Married Couples and Myths about their Taxes
Word is circulating that many people in the United States actually pay more taxes than they are required to. For many, doing so is like throwing away their hard-earned money. Fortunately, there are measures to take to avoid this situation. Like many other facets in life, it is best to have a good offensive plan. The more money you will save and the better advantage you will have if you are more informed about your benefits as a tax payer.
Although it’s different for everyone, many people eventually gain a basic understanding of their taxes and the procedures in filing them on an individual basis. However, when they get married, things change considerably and the learning curve can be steep. Often times, many people don’t take the time to learn all the different tax benefits that are available when they get married, they also hold common fallacies that they have learned from their parents who also did not know the truth.
Married individuals suppose that they should only pay for fifty percent of the taxes due in their joint income tax return. Although this makes sense, the reverse is true in this situation. Once you have filed a joint income tax return, you are bound by the stipulations in that contract. Such contract includes provisions on a number of liabilities for the married couple. If one party decides to leave, the other spouse is completely responsible for all taxes due.

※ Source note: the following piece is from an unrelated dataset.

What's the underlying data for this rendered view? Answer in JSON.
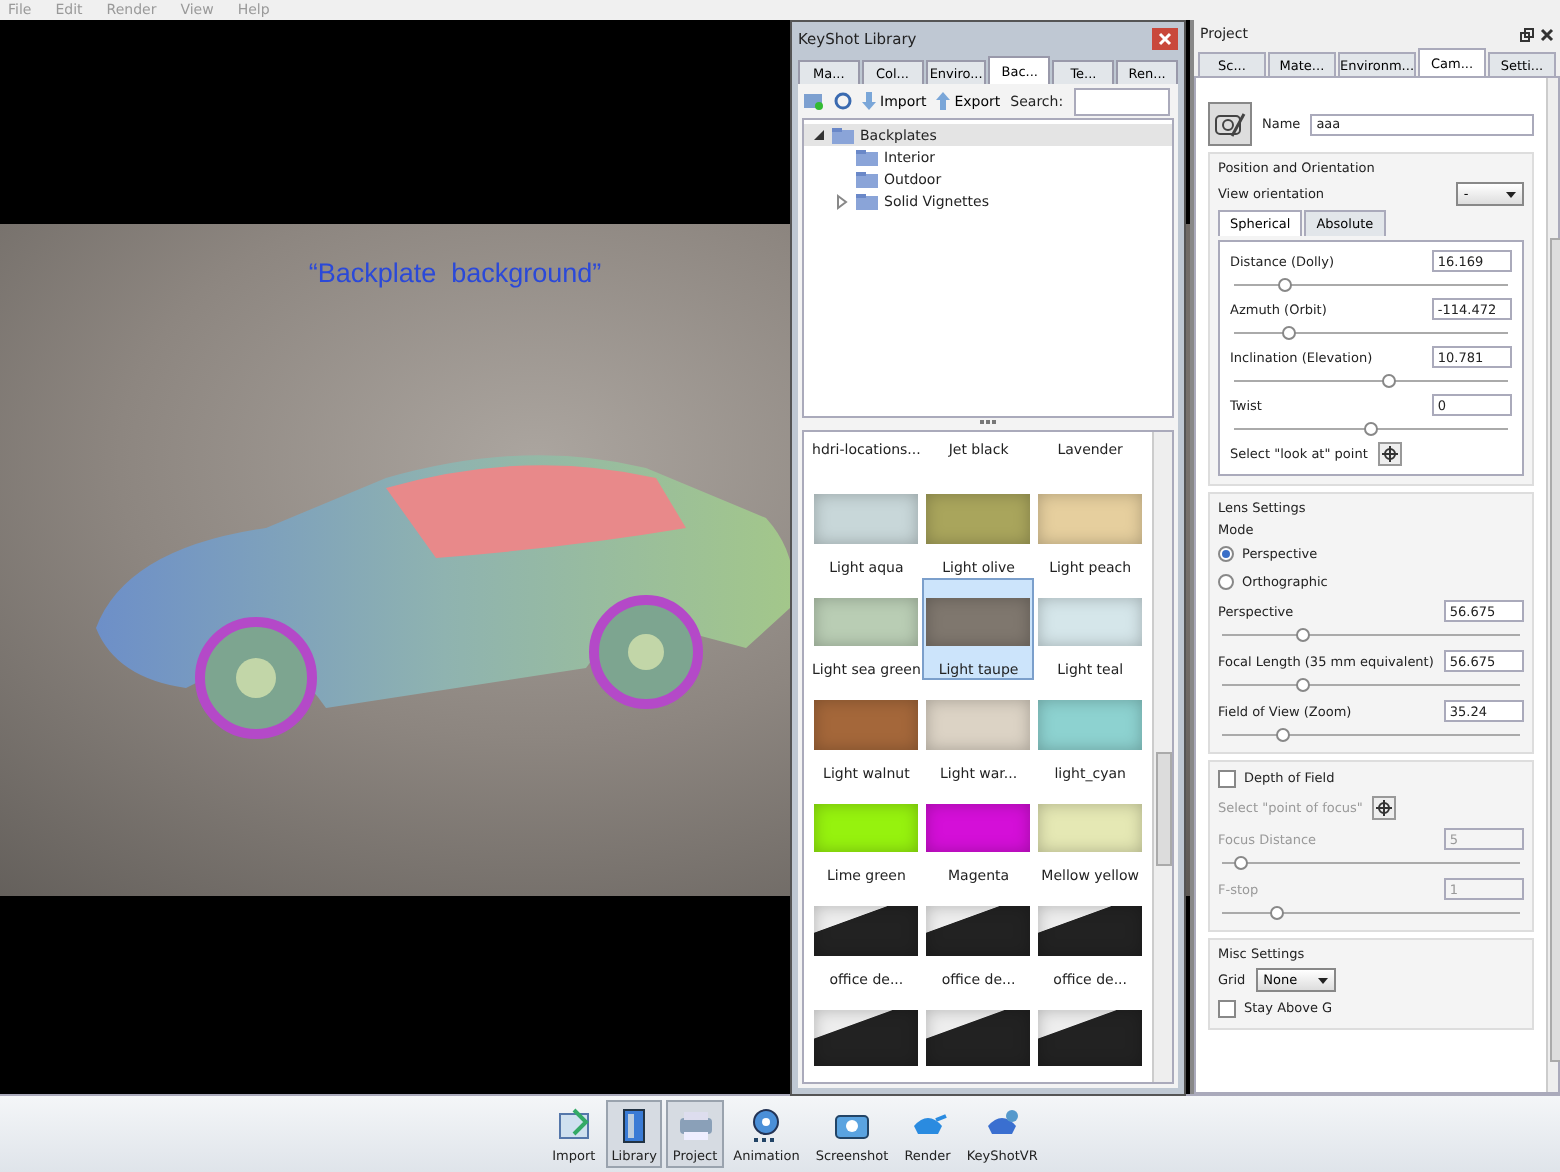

Another common myth is that when you marry someone who already owes money from the IRS, that debt is considered separate property debt and you are not responsible for it. This is partially correct, but if you live in one of the nine community property states in the country, then it is absolutely not true. Your assets and incomes become a community property if you get married. This is loosely interpreted to mean that half of her income is yours, and vice versa. The IRS can actually put a levy on half of your paycheck if your spouse cannot settle his/her part of the debt. In addition, refunds which you could have been entitled to will be forfeited as the IRS will use that amount to cover for unpaid taxes.

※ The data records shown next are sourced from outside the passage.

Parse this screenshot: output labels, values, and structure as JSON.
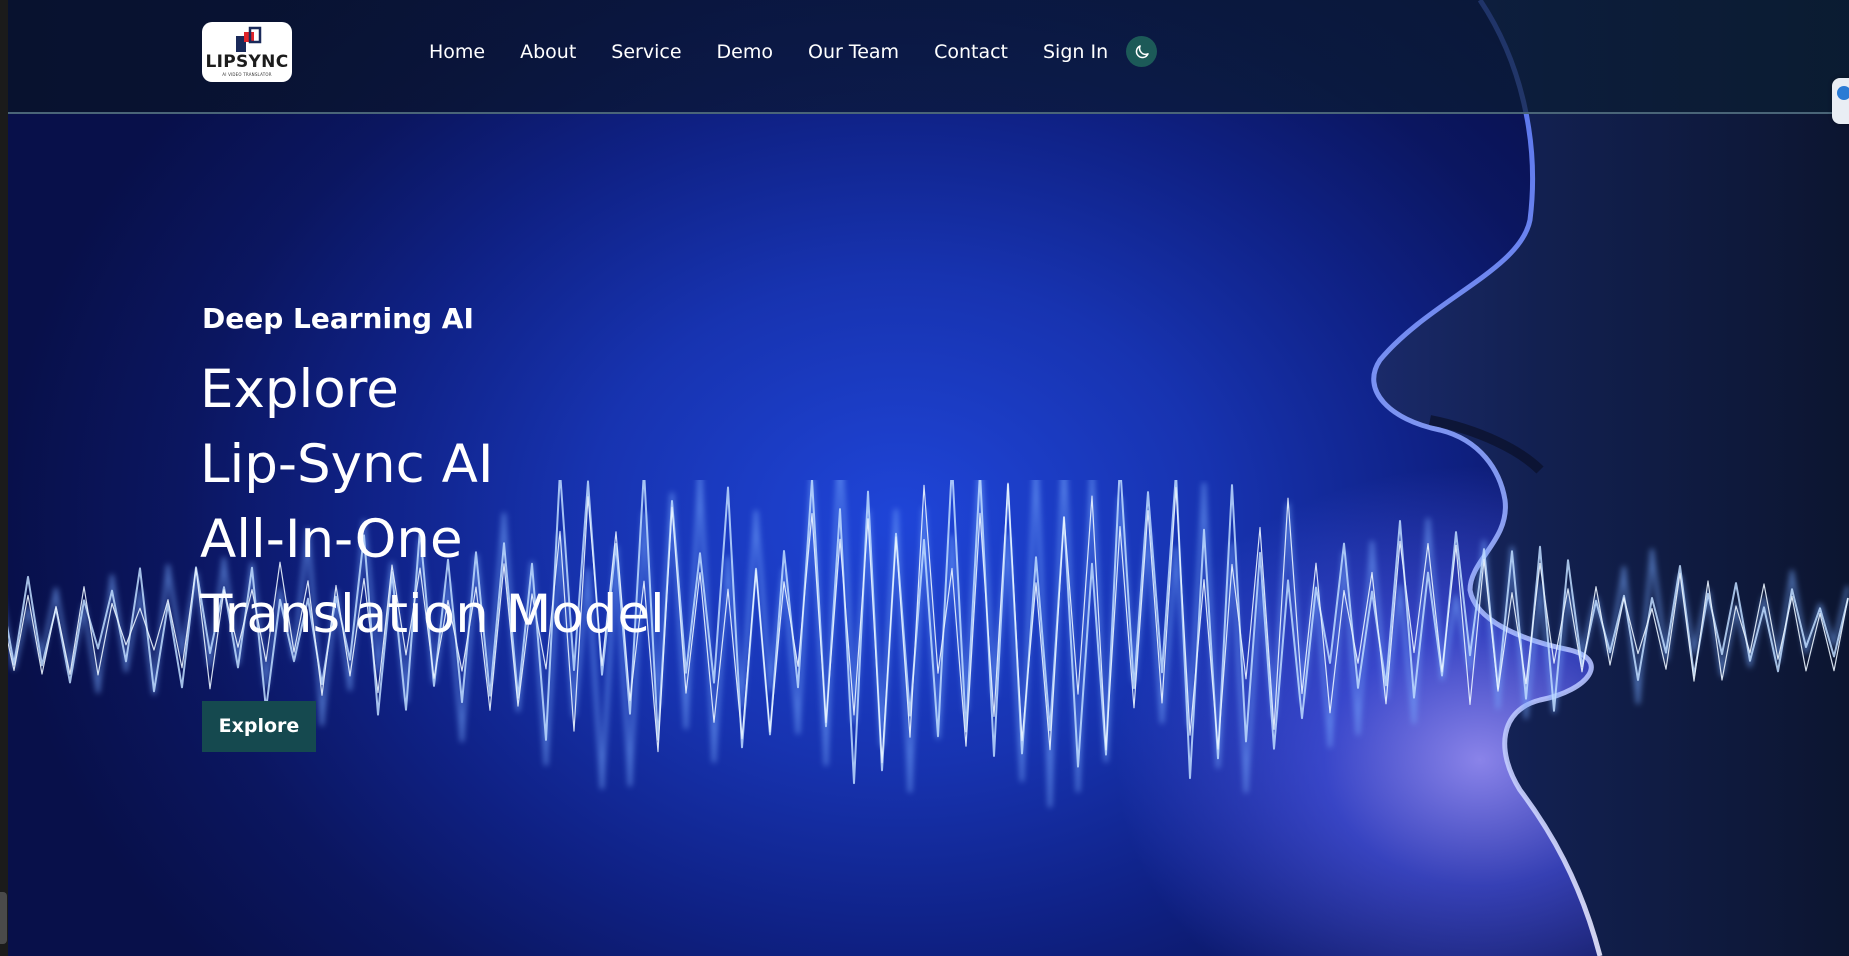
{
  "brand": {
    "logo_text": "LIPSYNC",
    "logo_subtext": "AI VIDEO TRANSLATOR",
    "colors": {
      "logo_red": "#e0242a",
      "logo_navy": "#1a2a5a"
    }
  },
  "nav": {
    "items": [
      {
        "label": "Home"
      },
      {
        "label": "About"
      },
      {
        "label": "Service"
      },
      {
        "label": "Demo"
      },
      {
        "label": "Our Team"
      },
      {
        "label": "Contact"
      },
      {
        "label": "Sign In"
      }
    ],
    "theme_toggle_icon": "moon-icon"
  },
  "hero": {
    "eyebrow": "Deep Learning AI",
    "headline_lines": [
      "Explore",
      "Lip-Sync AI",
      "All-In-One",
      "Translation Model"
    ],
    "cta_label": "Explore",
    "background": "sound-wave and face silhouette"
  },
  "colors": {
    "accent": "#15494f",
    "toggle_bg": "#1c5a58",
    "hero_blue": "#1f45d8"
  }
}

Misconceptions also revolve around taxes and divorce. If a couple decides to get a divorce, they think that total taxes due will be fully handled by one spouse. In reality, however, divorce decrees are not honored by the IRS In most cases, the IRS will go after the party who is easier to locate and whom they deem is more financially stable when a certain portion of the tax due is not paid. The divorce decree can only take effect if you have contacted a lawyer who will help you enforce some courses of action against an ex-spouse.